Так он и полз все утро: ненависть отступила, боль притупилась, даже голод куда-то исчез. Он скользил по долине, а хребет все отчетливее и отчетливее нависал над ним. Перед носом прошуршала змейка. Несколько темных птиц покружили на юге, перелетели через хребет и скрылись.

Ближе, гораздо ближе, радовался он, отдыхая под полуденным солнцем и растирая бедро. Возможно. Вполне возможно, он достигнет перевала сегодня. Когда-то и холмы были так далеко, а ведь теперь они остались позади, к востоку. Он даже не повернул головы, чтобы посмотреть на них.

И снова в путь под полуденным солнцем. Хребет час за часом рос перед ним, расселина становилась все шире и шире. Когда земля начала подниматься, Хью принялся тащить себя вверх, стараясь свести привалы до минимума. Он упорно прокладывал путь к перевалу. Местность становилась все более каменистой.

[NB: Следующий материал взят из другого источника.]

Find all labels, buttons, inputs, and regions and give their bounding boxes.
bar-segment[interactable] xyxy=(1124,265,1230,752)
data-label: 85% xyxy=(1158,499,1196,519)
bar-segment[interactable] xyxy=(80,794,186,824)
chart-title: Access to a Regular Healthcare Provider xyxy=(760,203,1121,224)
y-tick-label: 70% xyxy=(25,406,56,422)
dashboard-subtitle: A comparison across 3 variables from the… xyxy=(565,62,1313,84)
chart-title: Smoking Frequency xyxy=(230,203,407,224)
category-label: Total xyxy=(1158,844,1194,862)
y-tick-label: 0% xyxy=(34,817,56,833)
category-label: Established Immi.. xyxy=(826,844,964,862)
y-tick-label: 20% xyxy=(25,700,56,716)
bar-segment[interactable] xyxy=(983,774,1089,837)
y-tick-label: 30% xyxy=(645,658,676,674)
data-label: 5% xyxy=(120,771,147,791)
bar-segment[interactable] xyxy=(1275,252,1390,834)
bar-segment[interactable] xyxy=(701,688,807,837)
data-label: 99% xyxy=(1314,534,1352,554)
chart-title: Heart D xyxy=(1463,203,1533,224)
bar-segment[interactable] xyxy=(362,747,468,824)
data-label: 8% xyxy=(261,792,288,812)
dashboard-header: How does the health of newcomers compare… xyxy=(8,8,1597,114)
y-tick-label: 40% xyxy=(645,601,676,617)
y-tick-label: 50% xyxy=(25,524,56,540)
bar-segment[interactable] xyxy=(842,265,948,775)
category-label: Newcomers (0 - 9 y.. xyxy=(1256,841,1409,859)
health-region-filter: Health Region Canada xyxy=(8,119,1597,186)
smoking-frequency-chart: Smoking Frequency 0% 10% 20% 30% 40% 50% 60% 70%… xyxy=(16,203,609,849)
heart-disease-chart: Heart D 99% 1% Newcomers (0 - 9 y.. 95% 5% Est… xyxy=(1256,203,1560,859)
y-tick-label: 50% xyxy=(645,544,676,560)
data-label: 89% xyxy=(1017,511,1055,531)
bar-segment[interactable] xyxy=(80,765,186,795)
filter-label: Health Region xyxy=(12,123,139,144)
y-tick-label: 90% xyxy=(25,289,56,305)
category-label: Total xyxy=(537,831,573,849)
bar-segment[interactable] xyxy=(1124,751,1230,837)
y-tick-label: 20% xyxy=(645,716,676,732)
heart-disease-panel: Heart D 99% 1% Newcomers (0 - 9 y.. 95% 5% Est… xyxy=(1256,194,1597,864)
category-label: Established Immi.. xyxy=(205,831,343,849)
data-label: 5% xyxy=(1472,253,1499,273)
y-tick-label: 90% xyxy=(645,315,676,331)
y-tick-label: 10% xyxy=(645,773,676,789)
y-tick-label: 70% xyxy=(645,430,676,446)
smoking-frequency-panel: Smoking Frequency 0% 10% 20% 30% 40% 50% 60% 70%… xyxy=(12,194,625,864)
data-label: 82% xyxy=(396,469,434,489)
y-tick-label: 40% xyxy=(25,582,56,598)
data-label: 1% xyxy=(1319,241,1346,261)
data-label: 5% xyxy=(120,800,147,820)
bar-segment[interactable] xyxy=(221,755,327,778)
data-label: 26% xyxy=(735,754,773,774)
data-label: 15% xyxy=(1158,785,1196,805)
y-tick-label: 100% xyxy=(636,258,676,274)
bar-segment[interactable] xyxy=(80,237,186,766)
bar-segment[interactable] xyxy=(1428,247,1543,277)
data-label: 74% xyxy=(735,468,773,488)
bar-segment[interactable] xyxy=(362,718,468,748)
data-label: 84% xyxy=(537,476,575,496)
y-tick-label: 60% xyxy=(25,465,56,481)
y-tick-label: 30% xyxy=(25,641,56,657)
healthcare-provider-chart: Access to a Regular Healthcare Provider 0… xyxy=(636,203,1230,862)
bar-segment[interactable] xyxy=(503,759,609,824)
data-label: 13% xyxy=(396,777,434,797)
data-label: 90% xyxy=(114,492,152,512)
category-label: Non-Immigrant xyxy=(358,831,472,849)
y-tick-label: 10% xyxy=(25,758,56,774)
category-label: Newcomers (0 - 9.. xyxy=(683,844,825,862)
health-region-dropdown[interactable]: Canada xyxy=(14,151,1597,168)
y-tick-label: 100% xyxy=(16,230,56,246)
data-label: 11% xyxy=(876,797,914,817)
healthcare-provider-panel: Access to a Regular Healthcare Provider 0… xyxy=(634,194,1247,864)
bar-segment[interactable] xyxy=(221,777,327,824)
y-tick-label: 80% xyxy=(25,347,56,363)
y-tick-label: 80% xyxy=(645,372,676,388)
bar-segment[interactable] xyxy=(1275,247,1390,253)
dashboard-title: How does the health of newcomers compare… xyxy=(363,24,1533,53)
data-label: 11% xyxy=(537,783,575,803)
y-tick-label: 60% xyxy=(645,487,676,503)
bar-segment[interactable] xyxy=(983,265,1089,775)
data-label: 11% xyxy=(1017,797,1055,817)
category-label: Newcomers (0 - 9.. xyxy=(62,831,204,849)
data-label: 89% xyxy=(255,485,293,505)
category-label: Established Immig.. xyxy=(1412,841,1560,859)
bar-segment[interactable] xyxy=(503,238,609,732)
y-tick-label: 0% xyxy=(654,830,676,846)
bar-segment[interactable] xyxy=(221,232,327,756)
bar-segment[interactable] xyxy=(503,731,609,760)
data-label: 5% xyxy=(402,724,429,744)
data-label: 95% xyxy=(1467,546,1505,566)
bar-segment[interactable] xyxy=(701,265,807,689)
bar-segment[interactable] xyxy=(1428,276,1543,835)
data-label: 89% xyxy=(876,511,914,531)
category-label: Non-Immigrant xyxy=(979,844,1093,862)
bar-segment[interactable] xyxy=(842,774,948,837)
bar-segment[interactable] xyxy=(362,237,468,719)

Рассказывая самому себе удивительные истории о долине, лежащей за хребтом, он взбирался по склону, вспоминал трудный подъем в ущелье и изобилие, которым был вознагражден за муки. Не обращая внимания на боль в бедре, он тащил себя через валуны и осыпи, лишь иногда замедляя движение в особенно трудных местах.

И вот наконец перевал, зажатый с двух сторон каменными башнями. Хью медлил, оттягивая момент, когда откроется вид на долину внизу, страшась, что мечты об этой земле обетованной окажутся не более чем сказкой, рассказанной себе самому, чтобы облегчить путь. И все же…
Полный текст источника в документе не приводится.